Die Herstellung roher Dauerwurst lässt sich in Nordhessen seit dem 16. Jahrhundert dokumentieren. Landgraf Wilhelm der Weise listet in den „Anschlägen“ von 1568 – einem frühen Haushaltsplan – auch „rode Wurst“ und „Bratwurst“ auf. Erwähnt wird sie auch im „Verzeichnis allerlei essen“ des Kasseler Hofes aus 1580 und in der Taxordnung von 1622. Im „Diaeteticon“ beschreibt Elsholtz 1682 Bratwürste, die „mit Salz und Gewürz viel stärcker verwahret und härter gestopffet werden, damit solche Saucisses Enfumees nach empfangenen Rauch lange dauern können“. Der Begriff „Bratwurst“ leitet sich von Brät/Prät/Pret ab – einem anderen Wort für Fleisch – und bezeichnet in alten Texten deshalb nicht unbedingt gebratene Wurst. Bereits 1791 werden Qualitätsfragen rechtlich geregelt: Das „Regulativ wie es künftig mit Schlachtwesen und Fleischverkauf in hiesiger Residenz zu halten“ beanstandet, wenn „rothe Wurst“ nicht ausschließlich aus Schweinefleisch hergestellt wird.

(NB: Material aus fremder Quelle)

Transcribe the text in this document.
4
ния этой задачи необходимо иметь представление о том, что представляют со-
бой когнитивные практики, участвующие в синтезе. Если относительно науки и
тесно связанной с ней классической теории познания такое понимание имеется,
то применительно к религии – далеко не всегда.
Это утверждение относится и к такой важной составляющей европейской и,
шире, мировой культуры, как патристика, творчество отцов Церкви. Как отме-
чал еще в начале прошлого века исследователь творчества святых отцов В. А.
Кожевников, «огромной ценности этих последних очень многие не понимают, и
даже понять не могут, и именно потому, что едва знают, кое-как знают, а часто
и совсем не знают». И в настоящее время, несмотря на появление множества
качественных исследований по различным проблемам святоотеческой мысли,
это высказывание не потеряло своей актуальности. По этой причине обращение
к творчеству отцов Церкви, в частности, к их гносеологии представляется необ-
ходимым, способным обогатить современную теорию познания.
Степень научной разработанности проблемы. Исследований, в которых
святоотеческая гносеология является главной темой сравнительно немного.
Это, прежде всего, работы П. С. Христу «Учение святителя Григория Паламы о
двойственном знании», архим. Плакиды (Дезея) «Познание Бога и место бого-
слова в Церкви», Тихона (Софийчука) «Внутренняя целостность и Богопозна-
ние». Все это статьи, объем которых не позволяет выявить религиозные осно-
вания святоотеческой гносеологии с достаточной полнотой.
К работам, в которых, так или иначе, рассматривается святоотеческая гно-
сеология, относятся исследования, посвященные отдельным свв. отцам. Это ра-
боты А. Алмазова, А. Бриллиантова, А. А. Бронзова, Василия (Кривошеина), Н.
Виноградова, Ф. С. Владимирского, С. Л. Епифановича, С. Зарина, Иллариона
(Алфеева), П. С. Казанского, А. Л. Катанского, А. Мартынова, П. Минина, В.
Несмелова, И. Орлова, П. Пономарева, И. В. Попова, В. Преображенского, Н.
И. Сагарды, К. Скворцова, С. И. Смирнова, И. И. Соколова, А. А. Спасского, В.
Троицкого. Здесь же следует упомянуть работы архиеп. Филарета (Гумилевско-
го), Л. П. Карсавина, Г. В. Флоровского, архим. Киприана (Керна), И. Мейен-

Bedeutung des Hausschweins in Nordhessen
Über weite Strecken war das Schaf das zahlenmäßig am häufigsten vorkommende Haustier in Nordhessen, erst seit Ende des 19. Jahrhunderts wird es vom Schwein überholt, nachdem die internationalen Wollemärkte zusammengebrochen sind und die Kontinentalsperre den Schaffleischexport nach England und Frankreich beendet hat. In den Ernährungsgewohnheiten der Nordhessen war das Schaf allerdings nie besonders beliebt, wichtiger war schon seit dem Mittelalter das Schweinefleisch. Neben geschmacklichen Vorlieben spielt hier sicher eine Rolle, dass Schweine genügsam sind, was Raumansprüche und Futterqualität angeht. Auch für Kleinbürger und Arbeiter in den Städten war die Haltung von ein oder zwei Schweinen als eine Art „Grundsicherung“ der Ernährung deshalb möglich. Die Schweine als Allesfresser ließen sich von Küchen- und Gewerbeabfälle kostengünstig mästen. Die mit Mist und Jauche verbundenen Geruchs- und Hygieneprobleme wurden schon im 17. Jahrhundert angegangen: 1613 verbot Landgraf Moritz der Gelehrte die Lagerung von Mist auf den Straßen vor den Häusern. Wenn es die Natur hergab, wurden die Schweine in Herden zur Mast über die abgeernteten Getreidefelder oder im Herbst zur Eichel- und Bucheckernmast in die Wälder getrieben.
Ende des 19. Jahrhunderts traten große Wandlungen in der Landwirtschaft ein: alte Huterechte wurden aufgelöst, Flurbereinigungsmaßnahmen im großen Maßstab durchgeführt, das Molkereiwesen entstand, für Milchvieh und Schweine wurde die feste Stallhaltung fast zur Regel. Die Landwirtschaft wurde auf wissenschaftlicher Basis weiterentwickelt, die Hochleistungszucht entstand, Betriebe spezialisierten sich. Mit der Einführung der industriellen Verarbeitung von Nahrungsmitteln in Zuckerfabriken, Brennereien und Molkereien wurde die Mast von Tieren von den Fabrikabfällen möglich. Fleisch wurde damit billiger und das ganze Jahr über verfügbarer.
Verschoben hat sich im Laufe der Zeit die Wertschätzung von fettem zu magerem Fleisch: die Vorliebe für fettes Fleisch war bis zum Ende des zweiten Weltkrieges groß. Gezüchtet wurden Schweinerassen mit hohem Fettanteil und dickem Rückenspeck. 1791 drohte z. b. in Kassel das „Regulativ wie es künftig mit dem Schlachtwesen und dem Fleischverkauf in hiesiger Residenz zu halten“ den Metzgern Strafe an, wenn sie „den Speck zu Hause lassen und das magere Fleisch mit den Knochen allein verkauften“.
Das Alter der Schlachtschweine hat sich im Laufe der Zeit deutlich verjüngt: „Bechers Kluger Hausvater“ empfiehlt 1747: „Schweine welche 3 Jahre alt seyn, soll man zum Speck, die aber von einem, anderthalb und 2 Jahren … zur Kochspeise schlachten.“ Im 20. Jahrhundert sollte ein gutes Wurstschwein für die Hausschlachtung die Weihnachtsglocken zweimal gehört haben, also über ein Jahr alt sein.
Verbreitete Schweinerasse war in Nordhessen im 19. und frühen 20. Jahrhundert das „Hessische Landschwein“, eine langsam wachsende Rasse mit festem Fleisch und Speck. Heute hat sich auch in Nordhessen das langgestreckte und magere „Deutsche Landschwein“ durchgesetzt.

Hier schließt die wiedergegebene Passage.